Commenting on Speck's step #9, Brain said, “Probably the biggest thing is what the building faces are like. People will walk along a main street and if there’s a gap in the street wall, a series of parking lots, buildings set back too far or bushes that suddenly make it less interesting to walk, people will stop, turn around and walk back in the other direction.
"What we see on our Main Street---because we have activity at the east end and the west end and a lower activity area in the middle---is that people will walk to a certain point and they will turn around and walk back because it becomes less interesting and there’s nothing to draw them to the other end of Main Street.”
Brain then addressed downtown density, an issue that continues to be a topic of conversation among the three remaining city commission candidates---heavily supported by Richard Dorfman, supported by incumbent Mayor Suzanne Atwell and less supported by Susan Chapman.
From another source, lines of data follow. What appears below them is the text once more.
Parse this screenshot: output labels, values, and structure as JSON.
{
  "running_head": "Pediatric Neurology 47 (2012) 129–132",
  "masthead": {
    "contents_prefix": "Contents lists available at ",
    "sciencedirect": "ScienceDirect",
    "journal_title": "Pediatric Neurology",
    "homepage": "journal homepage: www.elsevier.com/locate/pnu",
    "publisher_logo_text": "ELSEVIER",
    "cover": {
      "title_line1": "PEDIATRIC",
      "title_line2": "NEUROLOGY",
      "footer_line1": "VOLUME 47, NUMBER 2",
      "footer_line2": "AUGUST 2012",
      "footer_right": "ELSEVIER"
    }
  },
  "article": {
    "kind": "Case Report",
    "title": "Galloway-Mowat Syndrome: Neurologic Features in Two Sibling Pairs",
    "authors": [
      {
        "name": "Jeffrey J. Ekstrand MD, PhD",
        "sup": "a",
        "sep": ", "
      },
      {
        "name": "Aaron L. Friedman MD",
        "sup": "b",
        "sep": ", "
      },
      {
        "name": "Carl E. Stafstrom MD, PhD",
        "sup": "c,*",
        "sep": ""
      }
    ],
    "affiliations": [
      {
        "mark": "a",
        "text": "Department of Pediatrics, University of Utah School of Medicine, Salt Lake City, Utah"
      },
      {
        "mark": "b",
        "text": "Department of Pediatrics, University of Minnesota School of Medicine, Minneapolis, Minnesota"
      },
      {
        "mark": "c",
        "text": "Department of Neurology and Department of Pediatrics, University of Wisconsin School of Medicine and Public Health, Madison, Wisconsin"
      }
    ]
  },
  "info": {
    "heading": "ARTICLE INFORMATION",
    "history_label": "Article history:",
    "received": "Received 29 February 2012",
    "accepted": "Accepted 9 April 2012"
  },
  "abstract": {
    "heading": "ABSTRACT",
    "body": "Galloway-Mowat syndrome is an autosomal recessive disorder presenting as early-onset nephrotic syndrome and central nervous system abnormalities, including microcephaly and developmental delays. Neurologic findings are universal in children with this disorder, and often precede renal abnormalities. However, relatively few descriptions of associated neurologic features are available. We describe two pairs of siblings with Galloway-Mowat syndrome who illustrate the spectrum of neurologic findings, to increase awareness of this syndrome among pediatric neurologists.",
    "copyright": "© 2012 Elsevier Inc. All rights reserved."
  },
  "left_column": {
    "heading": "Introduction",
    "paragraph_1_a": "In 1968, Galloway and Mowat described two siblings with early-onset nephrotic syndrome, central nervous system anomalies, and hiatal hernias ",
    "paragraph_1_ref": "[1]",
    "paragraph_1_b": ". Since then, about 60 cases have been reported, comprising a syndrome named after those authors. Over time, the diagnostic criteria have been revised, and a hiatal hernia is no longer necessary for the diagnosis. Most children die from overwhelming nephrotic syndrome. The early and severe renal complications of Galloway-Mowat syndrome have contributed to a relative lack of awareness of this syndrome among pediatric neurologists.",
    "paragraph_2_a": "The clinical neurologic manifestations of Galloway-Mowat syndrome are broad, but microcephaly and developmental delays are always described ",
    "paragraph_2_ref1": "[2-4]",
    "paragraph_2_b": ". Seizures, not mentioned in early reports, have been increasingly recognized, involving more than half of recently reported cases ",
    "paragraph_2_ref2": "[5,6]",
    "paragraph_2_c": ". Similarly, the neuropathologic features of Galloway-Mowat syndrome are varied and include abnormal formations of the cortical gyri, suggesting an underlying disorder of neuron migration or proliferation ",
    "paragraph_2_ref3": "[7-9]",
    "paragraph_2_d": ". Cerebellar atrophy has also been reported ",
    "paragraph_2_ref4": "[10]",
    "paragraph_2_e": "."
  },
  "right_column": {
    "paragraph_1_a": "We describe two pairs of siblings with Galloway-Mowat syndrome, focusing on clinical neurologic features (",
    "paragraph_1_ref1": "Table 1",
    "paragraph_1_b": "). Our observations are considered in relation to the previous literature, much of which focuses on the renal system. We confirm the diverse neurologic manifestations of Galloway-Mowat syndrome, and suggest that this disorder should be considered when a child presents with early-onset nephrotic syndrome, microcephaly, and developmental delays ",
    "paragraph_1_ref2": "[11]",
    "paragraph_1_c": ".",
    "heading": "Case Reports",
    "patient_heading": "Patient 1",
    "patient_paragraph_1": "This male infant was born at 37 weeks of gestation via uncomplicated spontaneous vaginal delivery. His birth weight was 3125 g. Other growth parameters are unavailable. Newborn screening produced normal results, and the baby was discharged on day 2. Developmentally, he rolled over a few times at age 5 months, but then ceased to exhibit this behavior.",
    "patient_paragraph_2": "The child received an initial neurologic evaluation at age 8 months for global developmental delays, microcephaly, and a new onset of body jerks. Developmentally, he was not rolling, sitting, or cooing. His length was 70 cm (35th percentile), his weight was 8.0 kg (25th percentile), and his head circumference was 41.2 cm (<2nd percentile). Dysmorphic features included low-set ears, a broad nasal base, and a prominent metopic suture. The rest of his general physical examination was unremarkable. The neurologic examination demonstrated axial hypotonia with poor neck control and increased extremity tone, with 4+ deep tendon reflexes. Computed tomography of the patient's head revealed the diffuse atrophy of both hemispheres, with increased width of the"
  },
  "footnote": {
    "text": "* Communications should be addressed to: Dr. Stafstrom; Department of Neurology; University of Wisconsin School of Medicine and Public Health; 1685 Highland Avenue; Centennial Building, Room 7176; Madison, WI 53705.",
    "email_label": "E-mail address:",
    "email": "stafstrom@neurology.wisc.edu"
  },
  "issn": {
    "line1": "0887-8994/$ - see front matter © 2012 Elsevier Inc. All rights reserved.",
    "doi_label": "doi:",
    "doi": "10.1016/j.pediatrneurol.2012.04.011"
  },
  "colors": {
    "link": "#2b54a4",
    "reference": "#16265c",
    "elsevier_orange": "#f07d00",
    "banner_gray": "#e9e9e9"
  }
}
“I thought one of the more challenging points that Jeff Speck made was when he was asked what should be done. He said that there should be higher densities downtown. He made an interesting point that when you have restrictions that restrict the size, the volume and the height of a building, but also restrict the number of units, what you tend to get is larger, more expensive units that take full advantage of the real estate. You build larger units because you can make more money that way.
“If you release some of the density limitations and still limit the height and sizes, you make it possible for developers to build smaller, more affordable units downtown. I’ve seen where the density limits have gotten in the way of creating more affordable housing. People are eager to move downtown, but aren’t able to afford million-dollar condos.”
Expressing praise for the DSA, Brain said, “I have to give a lot of credit to the Downtown Sarasota Alliance for bringing in people like Jeff Speck and contributing to that level of community education. I think that’s really important.”
(The March 21 walkability forum can be seen in its entirety at the City of Sarasota website.)